Delta, the top airline brand on Twitter, takes a different path. Delta’s tweets are largely breezy facts about the company, the flying experience, and aviation in general. Hashtags like #flysmart, #photoinflight, and #carryinguscloser encourage followers to interact with the brand, as does its participation in the #TBT (throwback Thursday) social trend, which Delta uses to showcase its storied history.

For Twitter’s most contagious sports team, the Detroit Tigers, shares are linked to a steady posting schedule. The brand tweets dozens of times per day and is particularly active in the hours right before, during, and after a game. Timeliness here is key, and the surge of interest and online activity for scheduled events is the perfect opportunity to generate user engagement.

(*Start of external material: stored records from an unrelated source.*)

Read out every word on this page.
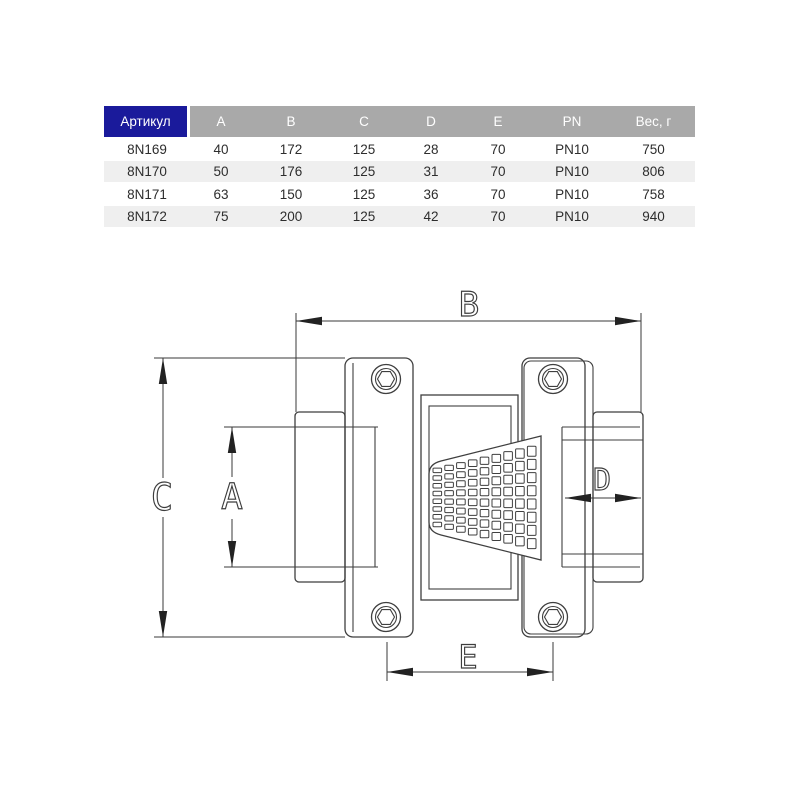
Артикул	A	B	C	D	E	PN	Вес, г
8N169	40	172	125	28	70	PN10	750
8N170	50	176	125	31	70	PN10	806
8N171	63	150	125	36	70	PN10	758
8N172	75	200	125	42	70	PN10	940
B
C A	D
E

Then there’s Humans of New York, which appeals to a love of storytelling by offering street photos and short profiles of interesting New Yorkers. The unique posts typically get tens of thousands of likes and hundreds of shares because they invite followers to contribute stories of their own.

“What we share is a signal of who we are,” Berger said.

All of these brands show that there are a number of factors that lead to top-grade social engagement. Berger sums up his formula for measuring virality with the acronym STEPPS: social currency, triggers, emotion, public, practical value, and stories.

“These brands have figured out how to activate passion, humor, and inspiration in their customers,” Berger said of the most contagious companies. “They’re giving people useful information, tricks, and tips. They’re top of mind and tip of tongue.”

Sherman echoed this thought, arguing that being a contagious brand needs to commit to understanding the immediacy of the social ecosystem. “It’s thinking about community management through a content filter and capitalizing on the cultural zeitgeist,” she explained. “One of the biggest mistakes brands make is adopting a matching luggage approach to their social and content strategy. The brands doing well on the index look at their social channels every single day to see what’s going to resonate right now.”

Additionally, brands can’t simply craft content that makes them look good. Their social content should make the user look good too. Users aren’t interested in turning their social accounts into secondary brand pages, but they are interested in sharing content that reflects their identity and values.

“What we share is a signal of who we are,” Berger said.

For brands that want to make their content more viral, he strongly suggests developing a system that tracks what content is actually being seen. One bad habit he’s come across in the past is that brands equate content creation with content exposure, something that isn’t necessarily the case.

If there’s one nugget of truth that brand marketers should take away from the Contagious Index, though, it’s that followers and engagement don’t necessarily go hand in hand. Indeed, this is why understanding the qualities of viral content—and how to replicate viral success—is so vital to social marketing.

“Which would you rather have: one hundred dedicated followers who share one or two things on a regular basis, or ten thousand who never share anything?” Berger asked. “That’s what will move the needle at the end of the day in terms of sales.”